Malgré l'excellent accueil des compagnons, aucun des professeurs n'a jamais manifesté son intérêt pour ses difficultés. « Les enseignants ne ressemblent pas vraiment à l'élève. »
Maddalena précise que vous ne voulez pas professeurs Ils deviennent des « amis étudiants », mais soulignent comment « la pression des chèques, de l'anxiété est à l'ordre du jour et ils ne semblent pas les intéresser ». Ce climat pousse tout le monde à vouloir être « Le premier de la classe« , Un objectif souvent encouragé par les enseignants eux-mêmes.
Les épisodes qui ont laissé leur marque
L'étudiant a également partagé le anecdotes importantes qui illustrent son malaise. «Au cours des deux premières années, j'ai eu un professeur latin qui, je pense qu'il, il avait un peu avec moi. Pour autant que j'ai essayé d'étudier, J'ai continué à prendre insuffisant« , a-t-il dit.

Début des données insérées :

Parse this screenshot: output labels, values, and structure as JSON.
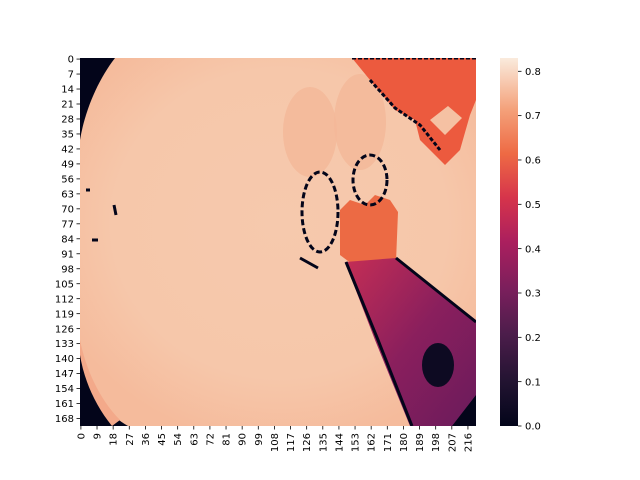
{
  "chart_data": {
    "type": "heatmap",
    "title": "",
    "xlabel": "",
    "ylabel": "",
    "grid": false,
    "colormap": "rocket",
    "nrows": 172,
    "ncols": 221,
    "x_tick_labels": [
      "0",
      "9",
      "18",
      "27",
      "36",
      "45",
      "54",
      "63",
      "72",
      "81",
      "90",
      "99",
      "108",
      "117",
      "126",
      "135",
      "144",
      "153",
      "162",
      "171",
      "180",
      "189",
      "198",
      "207",
      "216"
    ],
    "y_tick_labels": [
      "0",
      "7",
      "14",
      "21",
      "28",
      "35",
      "42",
      "49",
      "56",
      "63",
      "70",
      "77",
      "84",
      "91",
      "98",
      "105",
      "112",
      "119",
      "126",
      "133",
      "140",
      "147",
      "154",
      "161",
      "168"
    ],
    "colorbar": {
      "vmin": 0.0,
      "vmax": 0.83,
      "tick_labels": [
        "0.0",
        "0.1",
        "0.2",
        "0.3",
        "0.4",
        "0.5",
        "0.6",
        "0.7",
        "0.8"
      ]
    },
    "description_values": {
      "background_level": 0.0,
      "dome_level": 0.8,
      "dome_center_level": 0.76,
      "bottle_neck_level": 0.6,
      "bottle_body_level": 0.38,
      "top_right_object_level": 0.6
    }
  }
}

Malgré l'engagement et l'étude intense, les résultats ne sont pas arrivés, aboutissant à une dette. Même quand il a été promu, la phrase « Je te donne te te donne, donc tu es heureux« Elle a quitté son amer. » Je pense que en regardant mon chemin, elle aurait dû en dire plus. J'étais très occupé. Mais combien une personne est engagée ne compte pas« .
Une expérience similaire lui est arrivée en physique, où le manque d'harmonie avec l'enseignant l'a fait « passer le désir d'étudier ». Malgré cela, Maddalena n'a pas abandonné ses rêves, confirmant qu'elle veut étudier astronomie et pour avoir déjà pris en charge les tests d'entrée.
Une révolution est nécessaire
La partie la plus surprenante de l'histoire de Maddalena est peut-être le réaction de la commission à son discours. Contre toutes les attentes, les professeurs l'ont écouté « avec intérêt ».
« Ils m'ont dit qu'étant à l'intérieur du système, ils savent qu'il y a des choses qui ne sont pas bonnes, mais que Les changer est difficile. Pour la première fois, je pense avoir entendu leur aspect humain le plus profond « , a révélé Maddalena.
Cette ouverture inattendue a renforcé sa conviction que l'on est nécessaire « révolution ». Voyant combien d'autres gars ont fait des gestes similaires, Maddalena est convaincue que sa génération prend conscience des « problèmes critiques qui se trouvent dans le monde dans lequel nous vivons » et qu'elle essaiera de les changer.
L'exemple des systèmes éducatifs de l'Europe du Nord, qui décomposent la compétitivité, pourrait être le moyen de suivre pour un avenir scolaire plus empathique et inclusif.